From mboxrd@z Thu Jan  1 00:00:00 1970
From: Andi Kleen <andi@firstfloor.org>
Subject: Re: perf sampling frequency drops after some record rounds?
Date: Tue, 11 Apr 2017 20:07:52 -0700
Message-ID: <87shlegw6v.fsf@firstfloor.org>
References: <14226027.icvnRACTdJ@milian-kdab2>
Mime-Version: 1.0
Content-Type: text/plain
Return-path: <linux-perf-users-owner@vger.kernel.org>
Received: from mga06.intel.com ([134.134.136.31]:16651 "EHLO mga06.intel.com"
        rhost-flags-OK-OK-OK-OK) by vger.kernel.org with ESMTP
        id S1751686AbdDLDHy (ORCPT
        <rfc822;linux-perf-users@vger.kernel.org>);
        Tue, 11 Apr 2017 23:07:54 -0400
In-Reply-To: <14226027.icvnRACTdJ@milian-kdab2> (Milian Wolff's message of
        "Tue, 11 Apr 2017 15:49:06 +0200")
Sender: linux-perf-users-owner@vger.kernel.org
List-ID: <linux-perf-users.vger.kernel.org>
To: Milian Wolff <milian.wolff@kdab.com>
Cc: Perf Users <linux-perf-users@vger.kernel.org>, Arnaldo Carvalho de Melo <acme@kernel.org>, Nate Rogers <nate.rogers@kdab.com>

Milian Wolff <milian.wolff@kdab.com> writes:

> a colleague of mine (CC'ed) is encountering a strange issue with perf from 
> Ubuntu 16.04 running on a Thinkpad P50 with Intel(R) Core(TM) i7-6700HQ CPU @ 
> 2.60GHz on 4.4.0-72-generic with perf version 4.4.49.
>
> For him, the sampling frequency drops dramatically after some successful 
> records, making perf record essentially unusable afterwards:

I see that regularly too, especially on larger systems.

You can see how long the perf nmis take by enabling the nmi trace
tracepoint

echo 1 > /sys/kernel/debug/tracing/events/nmi/enable
... run perf ...
cat /sys/kernel/debug/trace

I debugged a few
cases some time ago, and the two most common causes were:
- there was an old case where there was a lot of cache line contention
on struct page reference counts hurting larger systems.
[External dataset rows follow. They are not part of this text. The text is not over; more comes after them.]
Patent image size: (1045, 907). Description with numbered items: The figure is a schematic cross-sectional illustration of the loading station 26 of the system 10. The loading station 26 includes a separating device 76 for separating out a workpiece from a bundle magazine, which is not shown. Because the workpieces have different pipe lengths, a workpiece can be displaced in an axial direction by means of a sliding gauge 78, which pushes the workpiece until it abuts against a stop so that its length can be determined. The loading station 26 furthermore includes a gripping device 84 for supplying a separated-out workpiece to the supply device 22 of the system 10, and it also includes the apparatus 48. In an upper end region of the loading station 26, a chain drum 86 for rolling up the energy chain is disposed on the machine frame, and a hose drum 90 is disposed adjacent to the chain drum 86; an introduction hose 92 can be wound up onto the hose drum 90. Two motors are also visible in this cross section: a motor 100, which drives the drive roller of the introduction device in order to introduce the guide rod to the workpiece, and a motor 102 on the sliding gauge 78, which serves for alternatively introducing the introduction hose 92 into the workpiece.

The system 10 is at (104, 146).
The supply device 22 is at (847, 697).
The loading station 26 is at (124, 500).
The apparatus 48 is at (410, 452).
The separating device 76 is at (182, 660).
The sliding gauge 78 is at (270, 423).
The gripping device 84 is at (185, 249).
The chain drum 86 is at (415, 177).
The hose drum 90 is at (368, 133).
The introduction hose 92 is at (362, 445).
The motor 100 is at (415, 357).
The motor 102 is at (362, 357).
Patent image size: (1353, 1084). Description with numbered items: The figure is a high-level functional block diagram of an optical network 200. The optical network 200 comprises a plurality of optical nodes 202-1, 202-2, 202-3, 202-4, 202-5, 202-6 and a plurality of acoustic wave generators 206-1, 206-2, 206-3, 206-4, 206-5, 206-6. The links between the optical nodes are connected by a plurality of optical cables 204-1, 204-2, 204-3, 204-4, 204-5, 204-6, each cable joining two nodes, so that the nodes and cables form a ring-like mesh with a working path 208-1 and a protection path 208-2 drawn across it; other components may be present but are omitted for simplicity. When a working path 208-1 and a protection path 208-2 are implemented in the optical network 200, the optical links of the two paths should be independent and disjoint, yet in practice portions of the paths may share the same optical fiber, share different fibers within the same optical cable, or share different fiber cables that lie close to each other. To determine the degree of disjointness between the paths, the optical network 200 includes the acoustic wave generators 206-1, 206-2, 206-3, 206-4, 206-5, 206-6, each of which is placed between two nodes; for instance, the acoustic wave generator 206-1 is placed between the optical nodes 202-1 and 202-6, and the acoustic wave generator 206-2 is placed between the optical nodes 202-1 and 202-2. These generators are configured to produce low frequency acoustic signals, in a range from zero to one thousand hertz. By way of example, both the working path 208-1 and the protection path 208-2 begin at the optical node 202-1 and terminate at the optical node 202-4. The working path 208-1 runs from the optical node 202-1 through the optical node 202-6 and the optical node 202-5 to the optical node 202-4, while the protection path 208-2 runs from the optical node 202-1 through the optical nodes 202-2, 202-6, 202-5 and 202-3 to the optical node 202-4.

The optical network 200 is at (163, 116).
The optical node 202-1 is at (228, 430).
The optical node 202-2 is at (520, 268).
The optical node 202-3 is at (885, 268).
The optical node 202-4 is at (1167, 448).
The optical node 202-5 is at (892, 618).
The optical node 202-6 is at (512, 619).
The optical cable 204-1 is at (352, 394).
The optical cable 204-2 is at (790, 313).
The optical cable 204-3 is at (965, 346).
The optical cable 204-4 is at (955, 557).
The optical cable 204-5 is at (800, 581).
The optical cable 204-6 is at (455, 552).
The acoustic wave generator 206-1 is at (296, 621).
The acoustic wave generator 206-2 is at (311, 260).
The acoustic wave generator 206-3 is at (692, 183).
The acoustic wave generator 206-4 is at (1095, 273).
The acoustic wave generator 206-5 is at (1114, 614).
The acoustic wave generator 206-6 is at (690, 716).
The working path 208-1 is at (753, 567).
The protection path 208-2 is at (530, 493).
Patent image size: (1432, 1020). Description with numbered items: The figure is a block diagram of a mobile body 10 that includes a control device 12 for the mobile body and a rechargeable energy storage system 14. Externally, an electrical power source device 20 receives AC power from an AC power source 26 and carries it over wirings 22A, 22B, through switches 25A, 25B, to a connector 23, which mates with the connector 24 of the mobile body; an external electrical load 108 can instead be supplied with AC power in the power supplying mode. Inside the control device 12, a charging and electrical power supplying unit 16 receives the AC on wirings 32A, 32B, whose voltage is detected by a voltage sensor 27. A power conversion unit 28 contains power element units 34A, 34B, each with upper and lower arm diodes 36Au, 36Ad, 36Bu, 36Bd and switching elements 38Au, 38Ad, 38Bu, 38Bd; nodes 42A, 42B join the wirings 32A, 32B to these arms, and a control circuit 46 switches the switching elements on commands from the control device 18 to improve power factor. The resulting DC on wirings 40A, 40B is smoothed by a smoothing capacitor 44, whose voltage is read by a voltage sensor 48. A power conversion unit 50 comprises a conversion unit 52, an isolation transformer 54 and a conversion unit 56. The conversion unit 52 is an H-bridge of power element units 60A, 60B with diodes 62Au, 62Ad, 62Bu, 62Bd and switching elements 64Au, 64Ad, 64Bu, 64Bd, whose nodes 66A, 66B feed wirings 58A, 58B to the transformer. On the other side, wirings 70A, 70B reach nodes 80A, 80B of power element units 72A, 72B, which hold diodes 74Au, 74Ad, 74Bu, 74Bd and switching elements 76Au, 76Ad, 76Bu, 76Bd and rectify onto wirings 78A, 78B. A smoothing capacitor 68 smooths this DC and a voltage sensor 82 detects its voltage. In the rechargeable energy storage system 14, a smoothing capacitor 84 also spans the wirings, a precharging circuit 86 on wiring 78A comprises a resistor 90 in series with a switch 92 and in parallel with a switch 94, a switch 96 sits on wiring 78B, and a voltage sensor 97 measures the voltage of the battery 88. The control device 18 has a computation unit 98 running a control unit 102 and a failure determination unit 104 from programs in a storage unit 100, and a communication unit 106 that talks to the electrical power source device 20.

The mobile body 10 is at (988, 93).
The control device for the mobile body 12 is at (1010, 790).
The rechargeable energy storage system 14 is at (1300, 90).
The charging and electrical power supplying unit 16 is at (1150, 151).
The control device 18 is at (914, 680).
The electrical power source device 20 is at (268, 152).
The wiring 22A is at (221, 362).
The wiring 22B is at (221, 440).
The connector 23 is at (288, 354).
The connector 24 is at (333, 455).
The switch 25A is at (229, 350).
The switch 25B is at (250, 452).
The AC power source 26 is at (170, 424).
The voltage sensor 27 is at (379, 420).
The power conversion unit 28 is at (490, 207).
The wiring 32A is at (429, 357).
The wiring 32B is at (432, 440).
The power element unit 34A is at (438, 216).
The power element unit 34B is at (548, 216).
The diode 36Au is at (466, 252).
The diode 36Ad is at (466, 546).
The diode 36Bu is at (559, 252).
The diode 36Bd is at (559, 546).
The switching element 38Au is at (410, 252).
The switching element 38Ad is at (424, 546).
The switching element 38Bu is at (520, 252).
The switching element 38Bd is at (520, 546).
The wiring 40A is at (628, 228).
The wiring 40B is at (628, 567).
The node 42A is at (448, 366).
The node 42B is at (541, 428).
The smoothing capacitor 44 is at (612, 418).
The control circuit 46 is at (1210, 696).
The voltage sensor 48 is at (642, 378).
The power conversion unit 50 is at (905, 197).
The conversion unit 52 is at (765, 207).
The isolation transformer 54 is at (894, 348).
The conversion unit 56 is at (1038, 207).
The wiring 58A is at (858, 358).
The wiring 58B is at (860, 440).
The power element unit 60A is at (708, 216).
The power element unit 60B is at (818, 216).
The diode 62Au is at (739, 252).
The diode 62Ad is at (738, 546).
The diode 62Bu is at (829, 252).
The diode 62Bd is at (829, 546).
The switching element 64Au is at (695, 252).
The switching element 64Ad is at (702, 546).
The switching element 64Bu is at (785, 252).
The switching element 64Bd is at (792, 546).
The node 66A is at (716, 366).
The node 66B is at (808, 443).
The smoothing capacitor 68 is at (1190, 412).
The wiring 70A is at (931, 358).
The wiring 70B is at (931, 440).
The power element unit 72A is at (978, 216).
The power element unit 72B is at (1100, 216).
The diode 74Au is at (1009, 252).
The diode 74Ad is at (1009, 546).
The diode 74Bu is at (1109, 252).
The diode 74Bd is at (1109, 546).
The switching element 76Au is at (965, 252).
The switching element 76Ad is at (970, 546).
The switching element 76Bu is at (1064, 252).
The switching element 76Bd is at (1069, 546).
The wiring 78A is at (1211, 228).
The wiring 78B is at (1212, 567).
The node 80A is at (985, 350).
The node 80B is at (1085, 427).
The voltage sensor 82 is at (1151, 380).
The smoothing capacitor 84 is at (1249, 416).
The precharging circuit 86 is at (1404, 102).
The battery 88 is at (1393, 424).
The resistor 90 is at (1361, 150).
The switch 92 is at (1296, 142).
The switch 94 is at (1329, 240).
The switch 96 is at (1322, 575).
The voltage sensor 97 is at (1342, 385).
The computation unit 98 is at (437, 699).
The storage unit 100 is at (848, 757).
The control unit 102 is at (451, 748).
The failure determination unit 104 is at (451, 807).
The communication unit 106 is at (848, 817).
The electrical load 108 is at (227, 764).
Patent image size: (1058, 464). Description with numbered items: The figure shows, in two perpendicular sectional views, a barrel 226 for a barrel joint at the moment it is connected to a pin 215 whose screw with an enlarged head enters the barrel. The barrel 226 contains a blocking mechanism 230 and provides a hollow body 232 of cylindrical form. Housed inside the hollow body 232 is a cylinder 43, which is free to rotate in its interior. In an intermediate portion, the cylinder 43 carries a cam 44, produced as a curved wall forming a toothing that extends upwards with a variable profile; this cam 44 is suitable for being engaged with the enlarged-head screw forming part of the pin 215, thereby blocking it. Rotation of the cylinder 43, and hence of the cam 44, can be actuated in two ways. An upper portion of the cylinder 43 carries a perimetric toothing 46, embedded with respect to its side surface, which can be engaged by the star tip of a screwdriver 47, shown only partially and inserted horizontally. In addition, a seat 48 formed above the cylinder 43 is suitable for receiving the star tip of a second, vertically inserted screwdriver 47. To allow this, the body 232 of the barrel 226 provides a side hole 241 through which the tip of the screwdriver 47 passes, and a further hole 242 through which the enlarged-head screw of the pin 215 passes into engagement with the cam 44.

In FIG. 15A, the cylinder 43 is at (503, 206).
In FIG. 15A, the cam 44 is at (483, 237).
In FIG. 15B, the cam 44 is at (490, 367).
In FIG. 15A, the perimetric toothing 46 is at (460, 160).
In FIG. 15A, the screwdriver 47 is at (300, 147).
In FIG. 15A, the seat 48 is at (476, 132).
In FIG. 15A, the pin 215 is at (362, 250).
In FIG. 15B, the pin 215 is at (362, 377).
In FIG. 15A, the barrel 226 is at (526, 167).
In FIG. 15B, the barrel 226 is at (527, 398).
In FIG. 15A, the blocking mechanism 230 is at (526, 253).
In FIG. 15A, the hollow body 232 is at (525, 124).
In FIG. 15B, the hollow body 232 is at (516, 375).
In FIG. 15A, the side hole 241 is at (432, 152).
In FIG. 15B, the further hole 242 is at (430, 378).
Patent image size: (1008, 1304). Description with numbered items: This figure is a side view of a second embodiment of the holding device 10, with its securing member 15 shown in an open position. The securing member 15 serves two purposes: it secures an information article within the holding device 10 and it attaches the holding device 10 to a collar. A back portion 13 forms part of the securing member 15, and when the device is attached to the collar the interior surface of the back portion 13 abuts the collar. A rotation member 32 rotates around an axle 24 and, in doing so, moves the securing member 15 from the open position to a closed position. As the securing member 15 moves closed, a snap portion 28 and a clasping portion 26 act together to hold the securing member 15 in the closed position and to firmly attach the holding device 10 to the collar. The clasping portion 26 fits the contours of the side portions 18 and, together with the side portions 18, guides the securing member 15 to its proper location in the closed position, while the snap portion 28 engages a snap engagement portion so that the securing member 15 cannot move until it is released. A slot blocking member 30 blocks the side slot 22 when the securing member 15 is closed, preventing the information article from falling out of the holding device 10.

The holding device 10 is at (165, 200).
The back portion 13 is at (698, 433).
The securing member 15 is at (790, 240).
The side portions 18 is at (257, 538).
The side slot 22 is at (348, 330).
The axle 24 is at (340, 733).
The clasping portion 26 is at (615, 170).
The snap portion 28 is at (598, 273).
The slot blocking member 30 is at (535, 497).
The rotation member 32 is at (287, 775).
That was fixed
eventually.
- too many page faults while stack walking. The old atomic copy user
did multiple page faults even for a single page fault, just to find out
where exactly the page fault was occurring (even though nothing cares
about the exact location). This was fixed a few kernels ago, but it will
still do a single page fault, which may be slow.
- sometimes when the perf ring buffer is full there is a very long
delay. I have seen it in traces, but no fixes so far.
- there may be more problems.

Usually the way to debug it is using ftrace function tracer, but you
have to enable ftrace for perf first (remove the lines from the makefile
that disable it). Then

T=/sys/kernel/debug/tracing
echo default_do_nmi > $T/set_graph_function
echo function_graph > $T/current_tracer
cat $T/events/nmi/nmi_handler/trigger
echo 'traceoff if delta_ns > 20000' > $T/events/nmi/nmi_handler/trigger
echo 1 > $T/events/nmi/enable

... run perf ...

and look at what the long NMI did in the $T/trace

Of course you can also disable the limiter sysctl
(echo 0 > /proc/sys/kernel/perf_cpu_time_max_percent) 
but then there is no protection of the perf NMI using up all your CPU
and hanging the system.

-Andi